The State Department's annual International Narcotics Control Strategy Report also said Afghanistan slashed opium poppy cultivation by 19 percent in 2008 after two years of record production.

But drug trafficking and poppy cultivation continued to fuel insurgencies in Afghanistan's less secure southern areas, it said. Taliban militants and other anti-government forces in Afghanistan made $50 million to $70 million in payments from opium farmers in 2008.

The report identified 20 countries, including Afghanistan, Mexico, and Pakistan, as "major" producers and transit points for illegal drugs. Of those, Myanmar, Bolivia and Venezuela had "failed demonstrably" to adhere to international counternarcotics agreements.

About 60 countries, including the United States, are home to financial institutions that engage in transactions identified as money laundering for drug traffickers, it said.

The annual report on global efforts to fight the narcotics trade raised concerns about a growing presence of drug trafficking groups in Central America that have been driven out of Mexico and Colombia by government crackdowns.

More than 6,000 people were killed in the battle for control of Mexico's drug trafficking operations last year, and Mexican President Felipe Calderon has sent thousands of troops to fight the country's violent drug cartels.

"The restructuring of security forces, coupled with the military's strong engagement in the fight to dismantle major drug trafficking organizations, has proven to be effective," the report said.

"These efforts led to numerous arrests of key narcotraffickers, the discovery of clandestine drug laboratories, and a dramatic decline in the importation of methamphetamine ... into the United States."
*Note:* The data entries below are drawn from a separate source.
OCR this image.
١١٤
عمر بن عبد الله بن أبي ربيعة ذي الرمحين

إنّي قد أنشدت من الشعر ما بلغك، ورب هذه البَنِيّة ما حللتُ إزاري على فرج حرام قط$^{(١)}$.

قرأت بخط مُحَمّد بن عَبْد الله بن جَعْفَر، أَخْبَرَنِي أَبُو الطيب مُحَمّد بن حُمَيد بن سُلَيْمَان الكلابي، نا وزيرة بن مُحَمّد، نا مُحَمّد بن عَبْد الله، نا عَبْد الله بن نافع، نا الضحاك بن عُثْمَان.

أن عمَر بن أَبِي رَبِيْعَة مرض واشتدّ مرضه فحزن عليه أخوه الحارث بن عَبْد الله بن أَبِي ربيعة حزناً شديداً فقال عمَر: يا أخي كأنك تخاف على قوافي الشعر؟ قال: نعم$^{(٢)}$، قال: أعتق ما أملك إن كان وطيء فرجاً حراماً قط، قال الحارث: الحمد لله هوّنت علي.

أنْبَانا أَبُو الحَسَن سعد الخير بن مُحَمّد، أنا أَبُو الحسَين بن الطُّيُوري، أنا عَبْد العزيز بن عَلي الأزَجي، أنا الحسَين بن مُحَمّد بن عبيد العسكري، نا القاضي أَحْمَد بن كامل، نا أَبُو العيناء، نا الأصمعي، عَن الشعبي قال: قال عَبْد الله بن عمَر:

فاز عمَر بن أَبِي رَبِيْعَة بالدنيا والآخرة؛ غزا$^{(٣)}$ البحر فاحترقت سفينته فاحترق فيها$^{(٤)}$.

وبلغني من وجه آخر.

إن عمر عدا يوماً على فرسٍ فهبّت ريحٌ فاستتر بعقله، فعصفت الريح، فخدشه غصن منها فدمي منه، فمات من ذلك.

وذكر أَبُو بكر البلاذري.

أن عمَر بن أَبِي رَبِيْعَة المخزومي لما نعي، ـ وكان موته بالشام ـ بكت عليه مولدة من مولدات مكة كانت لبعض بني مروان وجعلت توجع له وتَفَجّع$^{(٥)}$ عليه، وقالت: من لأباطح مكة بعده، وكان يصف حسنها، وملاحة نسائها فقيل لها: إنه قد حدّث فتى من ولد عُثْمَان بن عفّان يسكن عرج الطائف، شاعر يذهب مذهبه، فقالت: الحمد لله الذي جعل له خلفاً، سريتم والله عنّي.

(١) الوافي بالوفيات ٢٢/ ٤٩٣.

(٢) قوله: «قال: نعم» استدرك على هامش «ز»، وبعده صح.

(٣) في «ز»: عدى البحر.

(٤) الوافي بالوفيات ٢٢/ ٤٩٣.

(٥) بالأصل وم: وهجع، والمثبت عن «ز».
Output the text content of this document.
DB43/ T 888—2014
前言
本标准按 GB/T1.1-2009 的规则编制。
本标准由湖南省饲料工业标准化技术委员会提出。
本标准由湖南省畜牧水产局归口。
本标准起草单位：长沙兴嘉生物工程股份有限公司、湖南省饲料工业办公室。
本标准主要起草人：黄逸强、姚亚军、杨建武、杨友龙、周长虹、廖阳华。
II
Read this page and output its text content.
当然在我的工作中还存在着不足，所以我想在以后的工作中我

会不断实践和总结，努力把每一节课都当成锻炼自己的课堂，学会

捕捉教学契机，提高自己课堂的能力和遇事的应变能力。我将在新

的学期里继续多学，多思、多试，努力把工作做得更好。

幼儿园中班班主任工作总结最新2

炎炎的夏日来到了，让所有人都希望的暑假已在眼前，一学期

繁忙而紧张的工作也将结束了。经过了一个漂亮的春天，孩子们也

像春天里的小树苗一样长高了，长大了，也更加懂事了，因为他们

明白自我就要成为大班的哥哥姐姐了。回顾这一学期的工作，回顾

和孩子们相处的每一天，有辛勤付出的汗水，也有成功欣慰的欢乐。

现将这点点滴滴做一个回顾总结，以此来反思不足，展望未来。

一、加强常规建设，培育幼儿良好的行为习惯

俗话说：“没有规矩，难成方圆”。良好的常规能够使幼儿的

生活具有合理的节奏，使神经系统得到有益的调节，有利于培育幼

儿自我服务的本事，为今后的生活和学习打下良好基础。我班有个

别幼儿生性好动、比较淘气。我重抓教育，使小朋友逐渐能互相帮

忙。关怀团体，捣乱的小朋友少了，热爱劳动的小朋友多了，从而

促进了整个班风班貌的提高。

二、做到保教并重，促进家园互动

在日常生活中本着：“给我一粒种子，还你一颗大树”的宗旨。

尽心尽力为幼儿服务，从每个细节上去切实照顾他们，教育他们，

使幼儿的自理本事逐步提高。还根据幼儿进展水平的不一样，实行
Because of Calderon's successful efforts, it said, "criminal gangs are now fighting among themselves for now diminishing profits."

The State Department's top drug enforcement diplomat said there was little evidence to justify concerns about spillover violence in the United States from Mexico's drug wars. U.S. authorities capped a nearly two-year campaign against one of Mexico's most violent cartels this week with 52 arrests.

Ciudad Juarez, across from El Paso, Texas, has become Mexico's most violent city as security forces take on drug cartels warring for control of smuggling routes into the United States.

"We firmly believe the Mexican government is taking the steps that it needs to take and is being quite courageous as it confronts a significant problem," said David Johnson, deputy assistant secretary for counternarcotics.

"The Mexican people are paying a very high price because drug-fueled organized crime groups are killing each other," he said. "But I believe, and I think the Mexican government believes, that only through this sort of very effective, systematic work can they retake the streets."